Wider das piratische Wutbürgertum

Habe erst kürzlich Eure Vorbemerkung zum Artikel von Marcus Rediker gelesen, der doch meinen Widerspruch herausfordert, wo es um die Piratenpartei geht.

Heißt es doch dort: „Seit der Partei „Die Piraten“ plötzlich ein
großer Stimmenanteil bei den nächsten Wahlen vorausgesagt wird, scheint es auch eine Operation „Atlanta“ in den deutschen Medien zu geben. TV und Zeitungen blasen zum Kampf….“.
Genau das Gegenteil ist richtig. Die Medien, vor allem die
konservativen, haben die Piraten erst hochgeschrieben und so wesentlich zu ihrem Erfolg beigetragen. Es wurde so oft über die angeblich so neuen, kreativen Piraten geschrieben, die im Gegensatz zu den Linken und den linken Bewegungen so gar nichts mit Traditionen und alten Denken zu tun haben, dass selbst bei der express-Redaktion scheinbar manche beeindruckt sind.
Tatsächlich loben die Bürgermedien die Piraten sehr mit recht.
Sollten sie sich halten, hat sich eine neue liberale Partei etabliert. Wem die FDP; die klassischen Handwerkerpartei zu kulturkonservativ und die
Grüne Bionadebourgeoisie noch zu politisch korrekt ist, der kann jetzt
die Piraten wählen, die ihre materielle Basis im Bereich der IT-Branche
haben.
Wie bei den beiden anderen liberalen Parteien sucht man bei ihnen
Gerechtigkeitsvorstellungen vergeblich. Obwohl es zu allen möglichen
Themen bei den Piraten Arbeitsgruppen gibt, hat man von einer AG
Kommunismus nichts gehört. Dabei gibt es vor allem im
englischsprachigen Ausland einige Bücher über den Computersozialismus oder kommunismus.befassen. Wer die Debatte um die Möglichkeiten eines guten Lebens für Alle, das beim heutigen Stand der Produktivkräfte möglich wäre konsequent weiterführt. käme schnell auf solche Fragen. Aber es sind eben nicht die der Piraten, die immer betont haben, dass sie hinter der Schuldenbremse und der Marktwirtschaft stehen, mit Gewerkschaften nichts am Hut haben und dass eigentlich die FDP ihre größten Konkurrenten sind. Sie wollen marktwirtschaftlicher als die FDP sein und das könnte ihnen gelingen.

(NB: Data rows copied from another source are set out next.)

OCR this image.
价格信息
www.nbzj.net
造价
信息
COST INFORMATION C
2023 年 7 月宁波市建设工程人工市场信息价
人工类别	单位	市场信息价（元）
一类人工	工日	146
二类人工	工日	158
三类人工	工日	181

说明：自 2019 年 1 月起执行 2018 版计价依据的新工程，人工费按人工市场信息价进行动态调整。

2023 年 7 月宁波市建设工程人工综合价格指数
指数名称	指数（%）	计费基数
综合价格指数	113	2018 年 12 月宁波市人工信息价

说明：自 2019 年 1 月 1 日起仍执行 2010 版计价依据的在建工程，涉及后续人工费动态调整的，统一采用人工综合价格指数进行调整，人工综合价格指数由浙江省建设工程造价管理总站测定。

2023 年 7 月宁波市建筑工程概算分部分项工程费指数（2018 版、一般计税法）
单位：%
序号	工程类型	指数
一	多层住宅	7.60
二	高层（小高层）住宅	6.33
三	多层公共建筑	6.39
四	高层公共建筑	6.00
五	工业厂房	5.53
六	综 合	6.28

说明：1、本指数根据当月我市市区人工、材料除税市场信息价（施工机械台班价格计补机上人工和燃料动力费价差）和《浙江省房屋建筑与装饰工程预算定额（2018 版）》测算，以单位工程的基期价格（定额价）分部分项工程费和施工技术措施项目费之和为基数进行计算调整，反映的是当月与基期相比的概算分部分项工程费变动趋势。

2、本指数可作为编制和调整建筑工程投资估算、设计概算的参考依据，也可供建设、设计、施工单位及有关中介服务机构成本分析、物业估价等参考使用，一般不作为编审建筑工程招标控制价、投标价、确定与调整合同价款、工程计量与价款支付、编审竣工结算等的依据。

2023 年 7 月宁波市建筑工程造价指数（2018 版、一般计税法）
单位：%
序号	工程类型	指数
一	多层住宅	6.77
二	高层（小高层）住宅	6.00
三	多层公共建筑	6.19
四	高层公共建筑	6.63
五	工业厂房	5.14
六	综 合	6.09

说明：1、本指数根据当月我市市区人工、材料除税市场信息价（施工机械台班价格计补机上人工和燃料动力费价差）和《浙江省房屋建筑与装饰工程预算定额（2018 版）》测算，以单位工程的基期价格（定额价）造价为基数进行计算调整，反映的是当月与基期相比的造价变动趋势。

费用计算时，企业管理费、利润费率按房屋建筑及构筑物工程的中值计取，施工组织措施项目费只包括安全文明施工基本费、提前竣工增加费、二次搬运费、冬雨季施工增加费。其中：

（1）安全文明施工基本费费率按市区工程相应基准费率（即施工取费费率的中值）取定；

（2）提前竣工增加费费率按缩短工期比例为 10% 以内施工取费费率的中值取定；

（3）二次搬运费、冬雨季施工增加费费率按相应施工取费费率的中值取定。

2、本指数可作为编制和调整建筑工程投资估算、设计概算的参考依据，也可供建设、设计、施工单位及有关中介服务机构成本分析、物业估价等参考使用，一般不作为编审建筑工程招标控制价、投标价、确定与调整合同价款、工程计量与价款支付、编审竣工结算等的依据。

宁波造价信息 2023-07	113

Die Autorin Katja Kullmann, die eine der treffendsten Analysen zur
Piratenpartei geschrieben hat, bezeichnet diese als „Speerspitze der
„kreativen Klasse“. Sie beschreibt das „piratische wutbürgertum“ sehr treffend so: Es findet seinen Resonanzraum in einem nicht unbedeutenden Teil der neuen Mitte – einer Masse, die sich als Zufallshorde funkelnder VollinduvialistInnen begreift und die man in ihrer Massenhaftigkeit nicht unterschätzen sollte“.
Kullmann erkennt auch richtig, dass es zunächst gilt, die Piraten
zu entzaubern. Wie notwendig dass ist, zeigt sich schon daran, dass manche Menschen, die aus antistaatlichen Gründen mit Wahlen nichts zu tun haben wollten, auf einmal der Piratenpartei ihre Stimme geben. Und selbst in den Zeilen des express scheint etwas von der Sympathie für diese neue Kraft durch. Dagegen gilt es mit Kullmann festzuhalten, dass diese neue Partei die Interessenvertretung der neuen Eliten der sogenannten„Kreativen“ sein wird. „Ganz wie es einst das Handelsbürgertum im 15. bis 17. Jahrhundert getan hat, eine zu Beginn der Renaissance noch unterschätzte, gesellschaftliche Gruppe und Kraft, so formuliert das neue digitale Bürgertum jetzt erst einmal noch etwas ungewiss und stotternd die Bedingungen, die es zum Aufstieg braucht“. Eines ist schon sicher, sie werden öllig entgegengesetzt zu einer Gesellschaft sein, für die linke GewerkschafterInnen kämpfen. Kullmann macht das schon am Grundsatzprogramm fest, in dem 44 Mal das Wort Freiheit, 8 Mal der Begriff Individualität vorkommt. Das Wort Solidarität taucht hingegen nur ein einziges Mal auf. Ja, wir sollten über die Piratenpartei und das piratische Wutbürgertum diskutieren, weil es bald zur Modernisierung der kapitalistischen Verhältnisse beitragen könnte.